The provider matrix emitter (harn providers matrix) writes LF on every platform. CI verifies byte-identical output across the matrix as smoke step 6.

Process spawning and sandboxing

Per-platform sandbox backends live in crates/harn-vm/src/stdlib/sandbox/ (one file per OS) behind a shared SandboxBackend trait. The default profile is worktree (workspace-root path enforcement plus best-effort OS confinement). Pipelines opt into sandbox_profile: "os_hardened" via the active CapabilityPolicy to make OS confinement required — see Process sandboxing. The fallback mode is warn, configurable via HARN_HANDLER_SANDBOX for the worktree profile only; os_hardened always enforces.
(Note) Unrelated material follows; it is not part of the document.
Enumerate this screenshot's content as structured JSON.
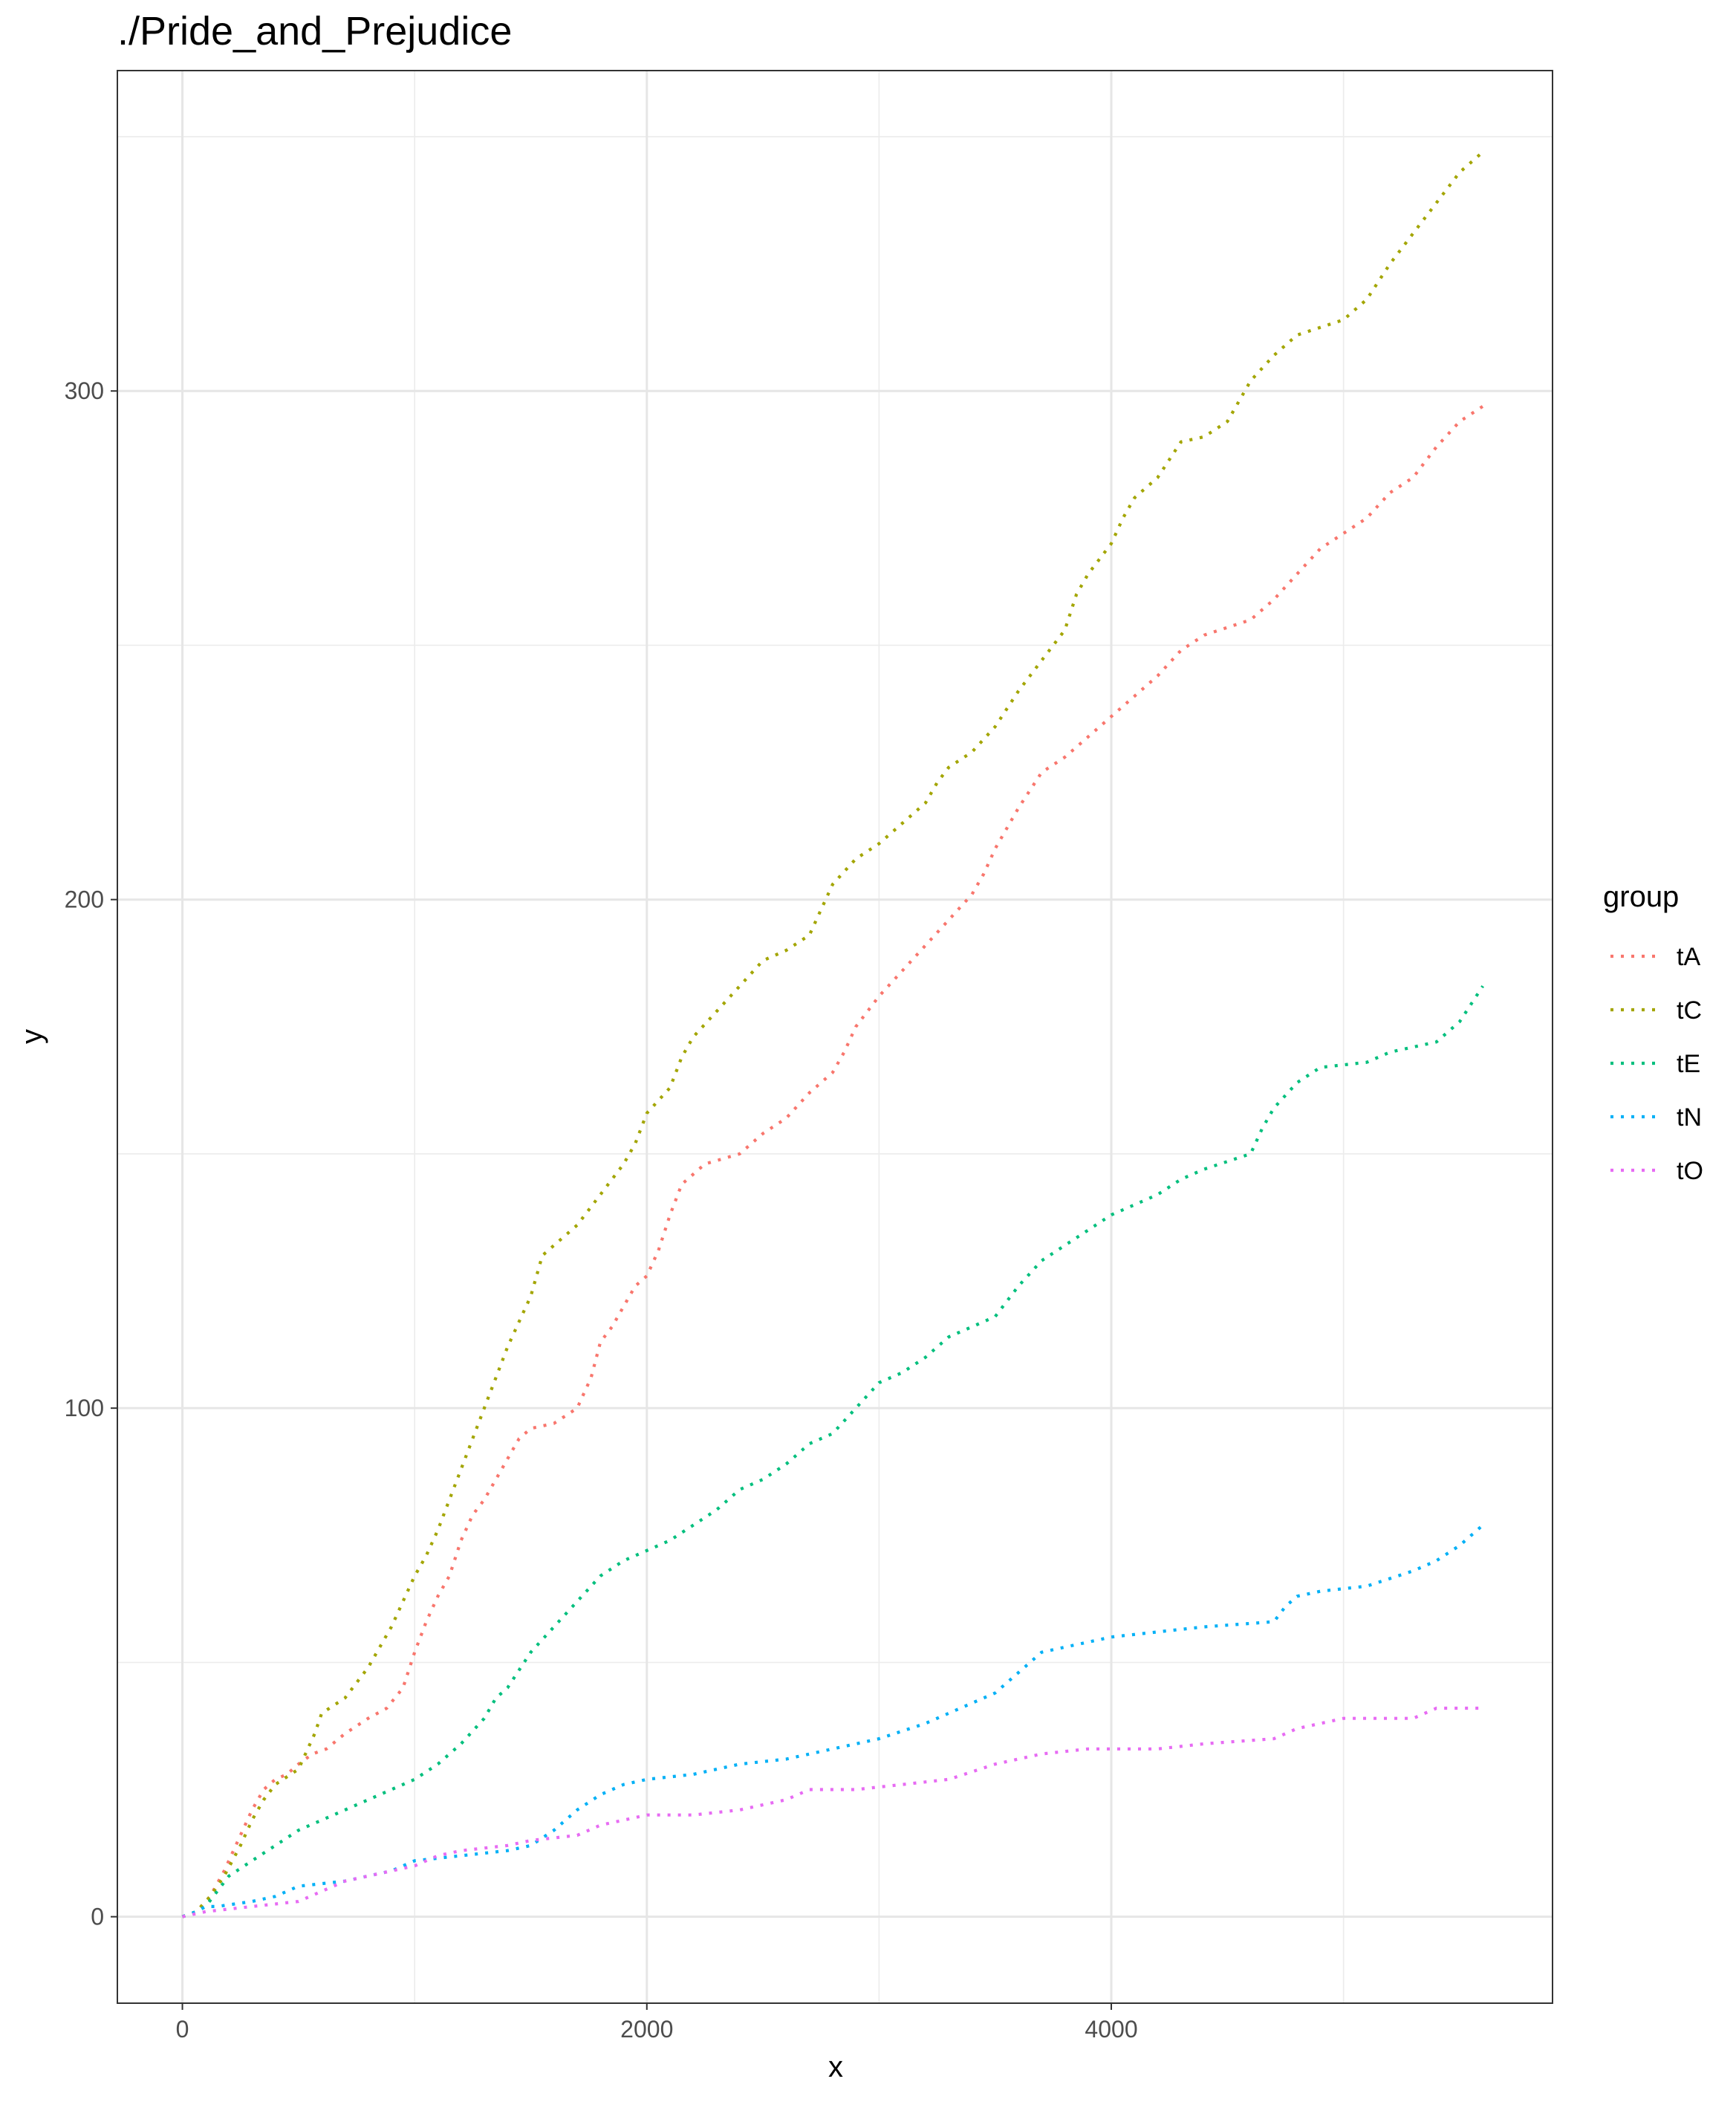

Scripts must pick platform-appropriate argv when shelling out. The canonical pattern (used by smoke step 8) is:

fn echo_argv(text) {
  if platform() == "windows" {
    return ["cmd", "/C", "echo " + text]
  }
  return ["printf", "%s", text]
}

The release smoke does not assert that the sandbox enforced a specific syscall mask. That belongs in unit tests on the matching platform; the smoke matrix only confirms each backend resolves and spawns successfully.

Signals

SIGTERM/SIGINT-driven shutdown drains apply to Unix only. The orchestrator and harn watch rely on tokio::signal::unix for the drain path; on Windows the equivalent is forceful termination via TerminateProcess (which the smoke driver invokes through taskkill /F).
Any new orchestrator or daemon test that depends on a clean drain must add a row to Windows test coverage.

File watching

All three notify backends (FSEvents on macOS, inotify on Linux, ReadDirectoryChangesW on Windows) are exercised via harn watch in smoke step 10. The smoke does not assert that a re-run fires; it asserts that the watcher reaches its readiness banner. Re-run logic is covered by per-backend integration tests in crates/harn-cli.

Adding a new capability

When you add a new user-visible capability (CLI subcommand, stdlib builtin, or sandbox-touching surface):

Add a row to the matrix above, even if every cell is "Yes". The row is the smoke driver's contract.
If the capability needs to be exercised at release time, add a step to scripts/release_smoke.sh keyed off platform() (in Harn) or the PLATFORM shell variable (in the driver).
If the Windows path is genuinely deferred (e.g. POSIX-signal drain), document why in this page and add a row to Windows test coverage. The two pages cross-reference; do not let them drift.
Add the new fixture under tests/smoke/ and verify locally via make release-smoke.